There was one thing they got right, though.
They refused to believe the fairy tale that the Barringtons were a declining dynasty, whose members could not even make the Forbes rich list. As far as they were concerned the Barringtons were one of thirteen old families. Through complicated structures of off-shores companies they owned all the debt of all the countries. They were trillionaires and the true rulers behind governments and world organizations. To be a Barrington is to be a modern Croesus, a twentieth-century Midas.
‘Is it all right if Tom knocks on your door at 10:00 am?’ Laura Arnold asks.
The state of the lift flashes into my mind and I feel ashamed. ‘No. Just ask him to call me on my mobile when he gets close to the flat. I’ll come down.’
‘All right then. Have a nice day, Miss Bloom.’
I thank her and end the call. As I place the phone on the dining table Billie walks in. Her eyes are half-shut. She goes to the fridge, takes a mouthful of orange juice straight from the carton and turns to face me. Her face is unsmiling.
‘What time are you leaving?’
‘Less than an hour.’
‘Right,’ she says.
‘What would you do if you were me, Bill?’
‘I don’t know because I don’t have all the facts, do I?’
‘What do you mean?’
‘You took the money and disappeared on him, no note, no goodbye, while he was unconscious in hospital after he had risked, if what you tell me is true, his precious life to save your lowly one. So in his eyes you must be the worst kind of gold digging slut that ever walked English soil. Instead of wanting to jump your bones shouldn’t he just put it down to a lucky escape and thoroughly detest you by now?’
I put my head down. I feel ashamed that I have not told Bill the whole truth. ‘You’re right, he does detest me, but I’m like an itch that must be scratched.’
‘Hmmm… There’s something wrong with this explanation too—scratched itches get worse.’
‘OK. He called it a disease.’
‘For f**k’s sake, Lana. What are getting yourself into?’

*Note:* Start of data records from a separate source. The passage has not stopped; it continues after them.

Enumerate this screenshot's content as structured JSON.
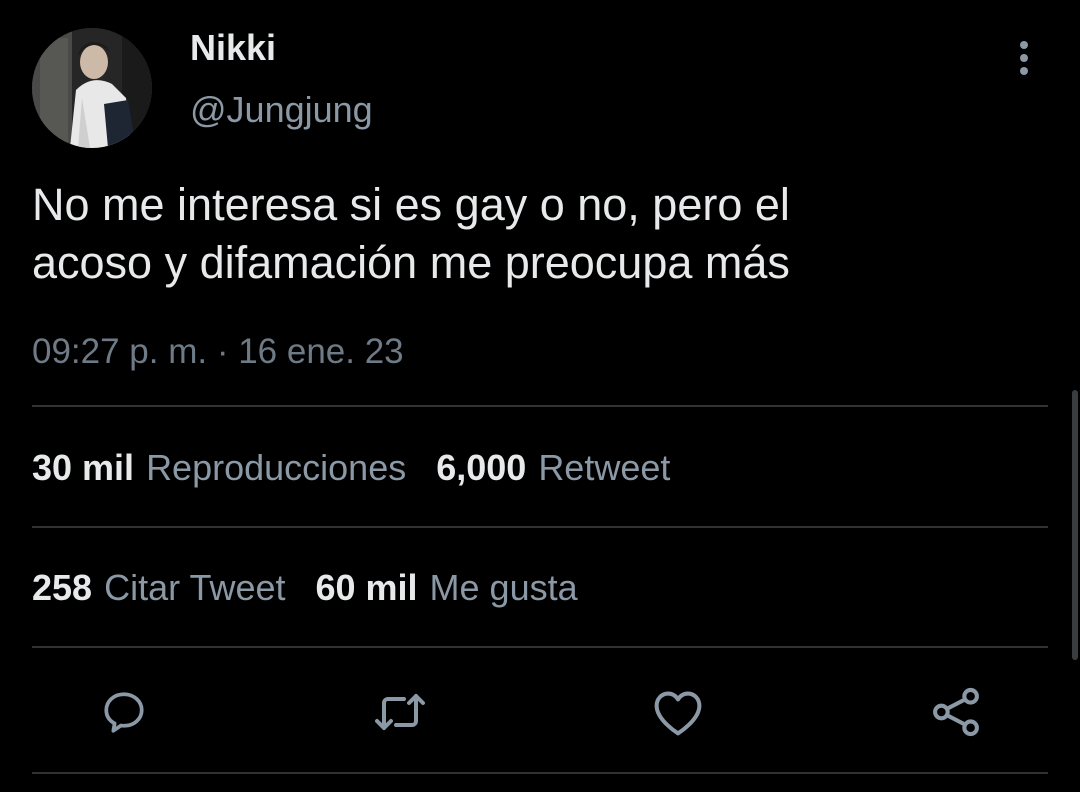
{
  "user": {
    "display_name": "Nikki",
    "handle": "@Jungjung"
  },
  "tweet": {
    "text_lines": [
      "No me interesa si es gay o no, pero el",
      "acoso y difamación me preocupa más"
    ],
    "timestamp": "09:27 p. m. · 16 ene. 23"
  },
  "stats": {
    "views_value": "30 mil",
    "views_label": "Reproducciones",
    "retweets_value": "6,000",
    "retweets_label": "Retweet",
    "quotes_value": "258",
    "quotes_label": "Citar Tweet",
    "likes_value": "60 mil",
    "likes_label": "Me gusta"
  },
  "icons": {
    "more": "more-vertical-icon",
    "reply": "reply-icon",
    "retweet": "retweet-icon",
    "like": "heart-icon",
    "share": "share-icon"
  },
  "colors": {
    "background": "#000000",
    "primary_text": "#e7e9ea",
    "secondary_text": "#8b98a5",
    "divider": "#2f3336",
    "icon": "#8b98a5"
  }
}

I close my eyes. I am making it worse. ‘Look, Bill, it is not as bad as it looks.’
‘Make it look better then.’
‘I can’t. All I can say is, I have to do this. I know I left him, but I have never ever stopped wanting him. There is not a single day that has gone by when I have not thought of him and longed for him. I don’t fool myself that I can have him. I know I can’t, but these 42 days are mine and nobody and nothing is taking them away from me. So he wants to punish me. Let him. A slap from him is better than nothing.’